Caribou High School had a dropout rate of 2.3 percent last year, which is well below the state’s average according to CHS Guidance Councilor Mark Pinette.
“But we’re not happy with (that drop-out rate),” Pinette said. “Until it’s zero, we won’t be happy with it.”

Pinette addressed the RSU 39 School Board during an April 16 meeting to apprise them of the Dropout Prevention Committee’s findings — including a recommendation that one elective credit be granted for 200 hours of paid work experience.
As proposed, working students would have to complete a workplace learning credit form to provide detailed information about how their job responsibilities relate to their lessons from school — like technology, reading and communication — and provide pay-stubs to verify 200 hours of paid work to receive their elective credit.
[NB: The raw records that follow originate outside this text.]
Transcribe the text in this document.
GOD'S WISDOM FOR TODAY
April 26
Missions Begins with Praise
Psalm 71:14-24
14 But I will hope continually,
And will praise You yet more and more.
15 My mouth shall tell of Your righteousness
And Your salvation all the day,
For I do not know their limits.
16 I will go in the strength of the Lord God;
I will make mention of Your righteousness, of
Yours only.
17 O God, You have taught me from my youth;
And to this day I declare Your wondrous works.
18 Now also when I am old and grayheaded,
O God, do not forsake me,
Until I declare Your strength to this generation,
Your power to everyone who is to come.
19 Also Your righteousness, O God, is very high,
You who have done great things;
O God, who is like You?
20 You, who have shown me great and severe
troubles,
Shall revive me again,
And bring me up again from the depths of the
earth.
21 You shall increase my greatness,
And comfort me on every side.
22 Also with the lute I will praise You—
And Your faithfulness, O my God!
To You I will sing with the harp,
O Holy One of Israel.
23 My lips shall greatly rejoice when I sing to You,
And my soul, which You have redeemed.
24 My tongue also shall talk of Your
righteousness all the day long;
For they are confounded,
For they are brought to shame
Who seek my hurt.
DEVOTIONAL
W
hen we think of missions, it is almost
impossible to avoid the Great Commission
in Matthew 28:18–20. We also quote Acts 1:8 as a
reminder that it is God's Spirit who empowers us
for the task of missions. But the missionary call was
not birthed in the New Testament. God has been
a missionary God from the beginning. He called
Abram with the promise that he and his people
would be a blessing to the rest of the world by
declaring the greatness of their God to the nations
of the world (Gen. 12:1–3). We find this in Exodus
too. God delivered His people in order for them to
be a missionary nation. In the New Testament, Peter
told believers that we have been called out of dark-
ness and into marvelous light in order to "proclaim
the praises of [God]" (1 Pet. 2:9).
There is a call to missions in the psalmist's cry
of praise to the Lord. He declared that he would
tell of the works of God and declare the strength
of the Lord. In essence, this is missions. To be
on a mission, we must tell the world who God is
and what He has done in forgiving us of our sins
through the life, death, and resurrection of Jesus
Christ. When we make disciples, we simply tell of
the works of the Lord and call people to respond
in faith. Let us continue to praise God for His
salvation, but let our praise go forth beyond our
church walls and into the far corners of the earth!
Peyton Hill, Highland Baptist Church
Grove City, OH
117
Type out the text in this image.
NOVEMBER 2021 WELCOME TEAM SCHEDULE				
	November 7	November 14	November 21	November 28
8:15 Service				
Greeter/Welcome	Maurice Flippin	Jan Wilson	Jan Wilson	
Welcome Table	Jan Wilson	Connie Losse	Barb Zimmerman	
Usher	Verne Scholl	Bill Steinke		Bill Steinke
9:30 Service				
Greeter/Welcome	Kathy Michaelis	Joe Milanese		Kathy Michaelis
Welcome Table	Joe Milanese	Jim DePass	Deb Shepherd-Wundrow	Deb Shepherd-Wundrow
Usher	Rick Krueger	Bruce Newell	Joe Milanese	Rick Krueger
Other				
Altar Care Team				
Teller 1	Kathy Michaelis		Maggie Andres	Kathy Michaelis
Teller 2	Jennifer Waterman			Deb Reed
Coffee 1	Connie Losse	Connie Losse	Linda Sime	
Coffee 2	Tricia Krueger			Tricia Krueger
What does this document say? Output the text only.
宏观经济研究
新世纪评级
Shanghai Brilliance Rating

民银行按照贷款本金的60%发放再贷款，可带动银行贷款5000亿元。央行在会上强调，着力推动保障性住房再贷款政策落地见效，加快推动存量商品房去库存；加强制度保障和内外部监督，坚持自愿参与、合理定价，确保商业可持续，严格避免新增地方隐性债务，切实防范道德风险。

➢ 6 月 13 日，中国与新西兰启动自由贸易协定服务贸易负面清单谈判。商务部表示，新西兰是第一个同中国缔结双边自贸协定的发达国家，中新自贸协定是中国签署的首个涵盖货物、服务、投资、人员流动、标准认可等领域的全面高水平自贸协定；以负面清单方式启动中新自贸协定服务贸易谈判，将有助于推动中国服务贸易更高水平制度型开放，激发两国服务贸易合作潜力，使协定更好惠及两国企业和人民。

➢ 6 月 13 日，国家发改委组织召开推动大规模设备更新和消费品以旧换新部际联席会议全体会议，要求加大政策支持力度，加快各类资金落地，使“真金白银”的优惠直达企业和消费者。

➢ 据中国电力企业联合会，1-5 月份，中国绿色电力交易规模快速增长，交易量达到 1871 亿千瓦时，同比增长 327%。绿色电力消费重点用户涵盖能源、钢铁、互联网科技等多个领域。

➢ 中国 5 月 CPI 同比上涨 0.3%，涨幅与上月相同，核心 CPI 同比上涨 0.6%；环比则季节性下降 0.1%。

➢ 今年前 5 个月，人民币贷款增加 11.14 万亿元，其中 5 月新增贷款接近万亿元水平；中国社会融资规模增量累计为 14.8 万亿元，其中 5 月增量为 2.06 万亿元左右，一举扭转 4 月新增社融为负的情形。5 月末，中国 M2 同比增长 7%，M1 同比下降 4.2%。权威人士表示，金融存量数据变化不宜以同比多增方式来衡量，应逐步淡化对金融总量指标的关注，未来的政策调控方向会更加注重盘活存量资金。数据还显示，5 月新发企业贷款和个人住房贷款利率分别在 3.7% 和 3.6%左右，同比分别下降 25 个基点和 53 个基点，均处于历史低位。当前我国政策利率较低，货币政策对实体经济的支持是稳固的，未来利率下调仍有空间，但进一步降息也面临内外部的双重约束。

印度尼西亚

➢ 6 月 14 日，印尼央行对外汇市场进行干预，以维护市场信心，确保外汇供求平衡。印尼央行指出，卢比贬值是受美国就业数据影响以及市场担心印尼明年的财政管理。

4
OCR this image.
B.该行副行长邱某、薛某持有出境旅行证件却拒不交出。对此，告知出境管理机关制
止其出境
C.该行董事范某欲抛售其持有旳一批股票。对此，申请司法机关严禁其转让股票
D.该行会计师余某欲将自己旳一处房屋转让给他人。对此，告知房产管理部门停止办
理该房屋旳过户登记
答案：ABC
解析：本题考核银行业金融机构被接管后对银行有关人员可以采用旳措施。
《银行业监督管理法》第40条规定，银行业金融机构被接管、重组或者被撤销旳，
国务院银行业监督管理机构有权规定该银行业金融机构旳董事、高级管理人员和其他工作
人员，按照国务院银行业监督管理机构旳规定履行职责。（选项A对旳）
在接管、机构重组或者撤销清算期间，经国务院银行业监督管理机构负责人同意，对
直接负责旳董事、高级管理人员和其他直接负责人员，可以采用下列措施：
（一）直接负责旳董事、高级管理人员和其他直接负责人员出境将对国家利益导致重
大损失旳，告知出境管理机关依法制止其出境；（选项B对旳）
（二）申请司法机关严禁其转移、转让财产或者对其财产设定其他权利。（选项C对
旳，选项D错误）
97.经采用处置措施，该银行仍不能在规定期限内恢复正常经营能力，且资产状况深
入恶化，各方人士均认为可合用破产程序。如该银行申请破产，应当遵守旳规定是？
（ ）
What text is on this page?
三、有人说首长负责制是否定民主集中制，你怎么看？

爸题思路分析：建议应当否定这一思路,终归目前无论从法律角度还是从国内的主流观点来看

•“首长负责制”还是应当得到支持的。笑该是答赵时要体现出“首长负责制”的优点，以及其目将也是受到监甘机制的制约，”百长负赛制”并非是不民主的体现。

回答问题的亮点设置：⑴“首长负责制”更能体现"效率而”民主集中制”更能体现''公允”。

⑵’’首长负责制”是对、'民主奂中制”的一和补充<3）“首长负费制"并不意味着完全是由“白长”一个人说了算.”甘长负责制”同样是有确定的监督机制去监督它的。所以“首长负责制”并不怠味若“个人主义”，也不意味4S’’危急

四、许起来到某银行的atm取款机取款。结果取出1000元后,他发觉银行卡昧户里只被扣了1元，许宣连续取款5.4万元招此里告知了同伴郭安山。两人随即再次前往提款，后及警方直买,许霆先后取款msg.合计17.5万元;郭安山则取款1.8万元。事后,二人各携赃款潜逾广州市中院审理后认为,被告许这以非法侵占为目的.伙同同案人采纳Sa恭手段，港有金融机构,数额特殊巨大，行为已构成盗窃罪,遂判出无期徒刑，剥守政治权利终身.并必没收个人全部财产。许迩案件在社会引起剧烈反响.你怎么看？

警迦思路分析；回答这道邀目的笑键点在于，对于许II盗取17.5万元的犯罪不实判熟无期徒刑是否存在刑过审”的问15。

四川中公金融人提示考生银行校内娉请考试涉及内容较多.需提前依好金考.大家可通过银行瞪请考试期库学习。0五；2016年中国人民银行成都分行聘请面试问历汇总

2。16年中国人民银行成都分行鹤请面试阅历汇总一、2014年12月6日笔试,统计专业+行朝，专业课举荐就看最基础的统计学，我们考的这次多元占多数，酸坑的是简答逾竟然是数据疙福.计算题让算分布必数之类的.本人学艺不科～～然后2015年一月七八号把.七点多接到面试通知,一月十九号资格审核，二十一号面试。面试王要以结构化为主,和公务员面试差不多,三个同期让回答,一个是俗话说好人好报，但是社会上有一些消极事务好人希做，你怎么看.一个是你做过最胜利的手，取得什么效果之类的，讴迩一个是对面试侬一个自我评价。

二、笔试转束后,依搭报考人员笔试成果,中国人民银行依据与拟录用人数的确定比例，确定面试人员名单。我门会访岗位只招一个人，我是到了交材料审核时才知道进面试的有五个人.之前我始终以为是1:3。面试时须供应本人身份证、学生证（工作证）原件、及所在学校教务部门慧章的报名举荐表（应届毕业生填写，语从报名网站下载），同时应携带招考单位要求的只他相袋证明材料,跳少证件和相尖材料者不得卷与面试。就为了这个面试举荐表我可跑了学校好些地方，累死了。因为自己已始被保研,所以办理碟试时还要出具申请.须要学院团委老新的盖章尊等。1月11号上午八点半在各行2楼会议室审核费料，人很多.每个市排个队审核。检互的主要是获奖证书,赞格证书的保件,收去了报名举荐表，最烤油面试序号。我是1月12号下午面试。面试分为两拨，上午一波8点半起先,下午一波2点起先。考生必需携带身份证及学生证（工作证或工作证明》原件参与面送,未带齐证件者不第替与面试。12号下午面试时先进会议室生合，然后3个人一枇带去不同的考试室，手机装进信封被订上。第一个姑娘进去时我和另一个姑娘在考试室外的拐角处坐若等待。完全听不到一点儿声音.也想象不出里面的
“It would be a good chance for them to tie their job into school, and the skills that they learn both ways,” Pinette explained. “We try to teach them good communication skills, for example, and we hope that those skills would be used in the workplace.”
Receiving an elective credit for work experience would not be a mandatory requirement for graduation, unlike community service hours, but Pinette explained that it could help some students meet the mandatory 3.5 elective credits requirement for graduation.
“Most CHS students graduate with 22 to 25 credits,” Pinette said. “(Receiving elective credit for work experience) is something certain kids would find very helpful; for other kids, it would just be icing on the cake.”
Providing an elective credit for work experience also highlights the importance of lessons learned on the job.
“It says ‘we think the skills you’re learning at work are important,’ and that’s something we want to have if we can,” Pinette added.
The proposed elective credit was one of three main targets the Dropout Prevention Committee was working on; as Pinette explained, the committee reiterated the importance of communication between grade levels, and discussed with the school board the possibility of allowing a student, in a very rare set of circumstances, a chance to re-take a failed course while simultaneously advancing to the next grade level.
Pinette quickly explained that the committee’s anticipated recommendation for students who fail a course would still be for the youth to repeat the class during summer school or through Adult Ed.
But in a rare case, where perhaps a student wasn’t able to attend summer school for a legitimate reason, Pinette said the Dropout Prevention Committee would like the chance to allow a junior student who failed an English class, for example, to become a senior and take two English classes.
“That isn’t something we’d normally recommend,” Pinette reemphasized, “but in some rare cases, we want to be able to do that.”
To date, policy prohibits the committee from offering a student the chance to remediate a course in such fashion.
While students, who choose to do so, drop out in their high school years, the committee identified that the process begins much earlier than that.
Pinette offered many different reasons why students leave school: attendance, poor academic performance, discipline referrals, retention, poor family-support, some mental health issues, substance abuse, harassment, poverty, socio-economics and low-resiliency due to developmental assets.
“Dropping out doesn’t usually happen overnight, but there’s probably a confluence of many risk factors coming into play at once — or by a critical incident,” Pinette described. “I’ve had students with all of these, and any one can be detrimental.”
The Dropout Committee aims to assist students by making support services available and ensuring no youth falls through the cracks, and they identified that ninth grade is a critical year for setting the tone for the rest of a student’s high school career.
Implementations of the suggestions proposed by the committee are still in the works administratively.
The next meeting of the RSU 39 is slated for Wednesday, May 7 at 7 p.m. in the superintendents’ office building.